En 1983, l'auteur humoristique anglais Terry Pratchett sort un livre intitulé « La huitième couleur » : cet ouvrage parodie les histoires de Fantasy, tout en proposant une intrigue riche, une écriture dynamique et un personnage attachant, Rincevent.
C'est ainsi que commence une des sagas de fantasy, parodique certes mais fantasy tout de même, les plus conséquentes qui soient : les Annales du Disque Monde. Aujourd'hui, les annales mêmes en sont à leur 33ème tome, et l'auteur a aussi signé quelques livres pour jeunes lecteurs et quelques nouvelles se déroulant sur ce fameux disque monde, planète en forme de disque soutenue par quatre éléphants soutenus eux mêmes par une tortue.


Le Disque Monde

On peut diviser les romans des Annales en différents cycles, selon les personnages suivis : le premier de ces cycles est celui de Rincevent, qui compte à ce jour sept ouvrages : le deuxième est celui des sorcières, composé actuellement de six tomes : le troisième est celui du Guet, comptant sept tomes : le quatrième est celui de la mort, composé de quatre tomes, et enfin il y a le cycle de Moite Von Lipwig, assez récent et ne comptant donc que deux tomes actuellement. Cette catégorisation exclut certains tomes, qui ne comportent aucun des personnages des cycles, ou du moins pas de manière assez conséquente pour qu'on puisse le ranger dans ledit cycle. D'ailleurs il n'est pas rare de voir des personnages principaux de certains tomes faire une petite apparition dans d'autres : le meilleur exemple est celui de la mort, présent1 dans tous les tomes.
Chaque tome aborde et parodie un thème différent, avec un mélange d'observation critique, d'absurde, d'humour noir et de talent de l'intrigue. Ainsi, en procédant par la parodie quasi perpétuelle, Pratchett réussit l'exploit de dresser un univers conséquent et bien personnel, peuplé de personnages tous plus attachants les uns que les autres.
L'ouvrage que je voudrai aborder ici est le 18ème tome de la série, et le cinquième faisant partie du cycle des sorcières. Vous pouvez le lire sans connaître les autres tomes de ce cycle, car il n'y fait pas beaucoup référence, à part au début. C'est un autre avantage de ces annales : elles sont souvent très indépendantes les unes des autres, et on peut en lire une sans connaître le reste. En lire plusieurs confère cependant une dimension supplémentaire à l'œuvre, par les personnages communs, les lieux partagés,...
Pourquoi choisir ici Masquarade (avec la faute d'orthographe, disons le maintenant) ? Tout simplement par ce qu'il est le meilleur tome de ce que je considère comme le cycle le plus réussi du disque monde. Pas qu'il soit le plus immédiatement drôle, et les gags brefs y sont même relativement rares : mais le milieu dépeint devient de plus en plus barré au fil des pages, pour arriver à un final apocalyptique, aussi excellent qu'illogique.
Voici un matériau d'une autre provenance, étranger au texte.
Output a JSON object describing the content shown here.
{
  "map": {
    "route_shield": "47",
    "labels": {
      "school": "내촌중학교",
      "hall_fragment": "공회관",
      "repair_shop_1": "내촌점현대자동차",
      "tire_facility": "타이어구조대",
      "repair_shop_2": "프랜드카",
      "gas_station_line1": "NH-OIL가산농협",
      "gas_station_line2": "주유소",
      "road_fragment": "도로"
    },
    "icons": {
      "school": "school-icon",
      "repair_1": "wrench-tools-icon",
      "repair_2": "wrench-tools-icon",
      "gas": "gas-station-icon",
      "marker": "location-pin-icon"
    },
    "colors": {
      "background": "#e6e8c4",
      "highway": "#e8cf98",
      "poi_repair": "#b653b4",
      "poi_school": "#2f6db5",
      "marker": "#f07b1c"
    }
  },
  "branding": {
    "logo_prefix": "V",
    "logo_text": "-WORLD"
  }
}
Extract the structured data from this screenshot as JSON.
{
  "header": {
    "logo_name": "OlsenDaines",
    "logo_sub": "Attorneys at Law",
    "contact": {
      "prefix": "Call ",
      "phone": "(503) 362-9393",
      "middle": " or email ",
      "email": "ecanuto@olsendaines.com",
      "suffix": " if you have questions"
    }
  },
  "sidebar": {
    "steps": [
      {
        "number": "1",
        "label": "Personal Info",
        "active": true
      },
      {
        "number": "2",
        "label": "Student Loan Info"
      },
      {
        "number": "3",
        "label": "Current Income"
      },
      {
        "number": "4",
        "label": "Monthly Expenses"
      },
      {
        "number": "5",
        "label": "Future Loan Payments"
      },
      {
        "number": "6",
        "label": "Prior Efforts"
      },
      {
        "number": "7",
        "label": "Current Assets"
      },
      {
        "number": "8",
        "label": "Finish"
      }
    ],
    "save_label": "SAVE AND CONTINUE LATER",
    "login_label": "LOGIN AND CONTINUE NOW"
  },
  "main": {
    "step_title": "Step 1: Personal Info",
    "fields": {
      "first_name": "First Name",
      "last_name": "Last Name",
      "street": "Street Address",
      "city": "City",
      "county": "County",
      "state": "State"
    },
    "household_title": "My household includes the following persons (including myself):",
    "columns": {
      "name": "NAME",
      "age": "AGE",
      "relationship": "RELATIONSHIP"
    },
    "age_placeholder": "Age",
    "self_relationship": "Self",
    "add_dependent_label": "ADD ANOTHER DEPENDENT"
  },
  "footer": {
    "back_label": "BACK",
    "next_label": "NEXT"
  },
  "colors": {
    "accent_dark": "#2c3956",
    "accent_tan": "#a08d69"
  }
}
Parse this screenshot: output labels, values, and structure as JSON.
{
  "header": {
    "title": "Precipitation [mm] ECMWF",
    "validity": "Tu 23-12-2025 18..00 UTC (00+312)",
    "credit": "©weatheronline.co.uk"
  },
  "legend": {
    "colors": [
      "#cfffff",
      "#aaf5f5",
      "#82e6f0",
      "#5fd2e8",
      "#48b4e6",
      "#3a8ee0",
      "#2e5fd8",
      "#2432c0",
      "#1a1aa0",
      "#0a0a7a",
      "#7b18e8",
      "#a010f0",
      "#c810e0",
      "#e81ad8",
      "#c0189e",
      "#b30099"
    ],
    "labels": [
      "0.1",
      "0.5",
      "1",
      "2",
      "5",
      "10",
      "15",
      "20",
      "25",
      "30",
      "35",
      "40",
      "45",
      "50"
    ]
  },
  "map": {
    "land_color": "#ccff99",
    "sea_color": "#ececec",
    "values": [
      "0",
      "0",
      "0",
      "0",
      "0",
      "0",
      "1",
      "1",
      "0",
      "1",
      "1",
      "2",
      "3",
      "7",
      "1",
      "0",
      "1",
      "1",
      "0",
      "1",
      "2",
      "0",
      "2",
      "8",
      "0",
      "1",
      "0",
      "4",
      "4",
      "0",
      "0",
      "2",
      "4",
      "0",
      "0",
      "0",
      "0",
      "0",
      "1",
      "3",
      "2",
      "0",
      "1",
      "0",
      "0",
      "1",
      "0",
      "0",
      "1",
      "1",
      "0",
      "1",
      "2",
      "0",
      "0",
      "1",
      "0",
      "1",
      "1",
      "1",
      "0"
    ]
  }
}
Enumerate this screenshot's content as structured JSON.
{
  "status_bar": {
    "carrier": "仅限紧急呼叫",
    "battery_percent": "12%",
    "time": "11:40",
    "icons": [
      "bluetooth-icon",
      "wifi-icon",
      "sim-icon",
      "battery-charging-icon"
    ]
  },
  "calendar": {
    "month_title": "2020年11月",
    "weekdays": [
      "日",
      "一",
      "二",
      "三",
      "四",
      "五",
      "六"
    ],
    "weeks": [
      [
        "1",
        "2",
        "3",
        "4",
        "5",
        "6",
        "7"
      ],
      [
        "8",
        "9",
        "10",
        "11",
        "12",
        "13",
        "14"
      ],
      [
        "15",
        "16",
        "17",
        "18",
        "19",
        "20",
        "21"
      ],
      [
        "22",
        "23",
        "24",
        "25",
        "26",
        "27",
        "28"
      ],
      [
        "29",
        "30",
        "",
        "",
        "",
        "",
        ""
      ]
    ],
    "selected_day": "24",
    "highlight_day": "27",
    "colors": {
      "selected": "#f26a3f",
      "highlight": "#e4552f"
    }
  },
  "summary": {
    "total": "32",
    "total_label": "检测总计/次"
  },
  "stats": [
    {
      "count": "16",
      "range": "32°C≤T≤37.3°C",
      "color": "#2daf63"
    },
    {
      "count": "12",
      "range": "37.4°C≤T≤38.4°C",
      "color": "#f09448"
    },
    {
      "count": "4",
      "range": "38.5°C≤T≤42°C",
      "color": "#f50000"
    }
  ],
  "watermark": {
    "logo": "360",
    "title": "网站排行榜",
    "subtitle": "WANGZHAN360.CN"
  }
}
Nous suivons dans cet ouvrage trois personnages principaux : Agnes Crétine, une jeune fille du royaume de Lancre dotée d'un embonpoint conséquent (mais d'un caractère en or et de beaux cheveux), qui se rend à l'opéra de la grande ville Ankh-Morpok pour faire carrière, aidée par sa voix superbe. Les deux autres sont des sorcières de Lancre, Nounou Ogg et Mémé Ciredutemps, a la recherche d'une troisième sorcière pour compléter leur groupe : en effet, les sorcières fonctionnent par trois, la jeune fille, la mère, et celle que l'on ne sait pas comment appeler mais qui s'occupe de râler. Or, leur ancienne collègue (qui tenait la place de la Jeune Fille) est devenue reine, ce qui lui prend un temps conséquent.
La décision des sorcières est donc rapide : elles vont se rendre à Ankh Morpok pour demander à Agnes de devenir leur jeune fille, pour lui sauver la vie car les feuilles de thé indiquaient qu'elle était en danger, et pour récupérer l'argent que doit un éditeur à Nounou Ogg, profits de son livre bestseller de recettes aphrodisiaques.
Autour de tous ces personnages, graviteront des dingues comme Gauthier Plinge, homme à tout faire de l'opéra un peu simplet, Enrico Basilica, chanteur d'opéra à la voix aussi imposante que l'appétit, Rarement Baquet, ancien commerçant en fromages reconverti dans l'opéra et Salzella, directeur artistique du bâtiment. On ajoutera des habitués venus dire bonjour : les forces de l'ordre du Guet, le bibliothécaire de l'Université de l'Invisible et la mort. Chacun a son rôle à jouer dans l'histoire, et chacun à sa façon participera à la chasse au fantôme tueur de l'opéra. Rien que ça !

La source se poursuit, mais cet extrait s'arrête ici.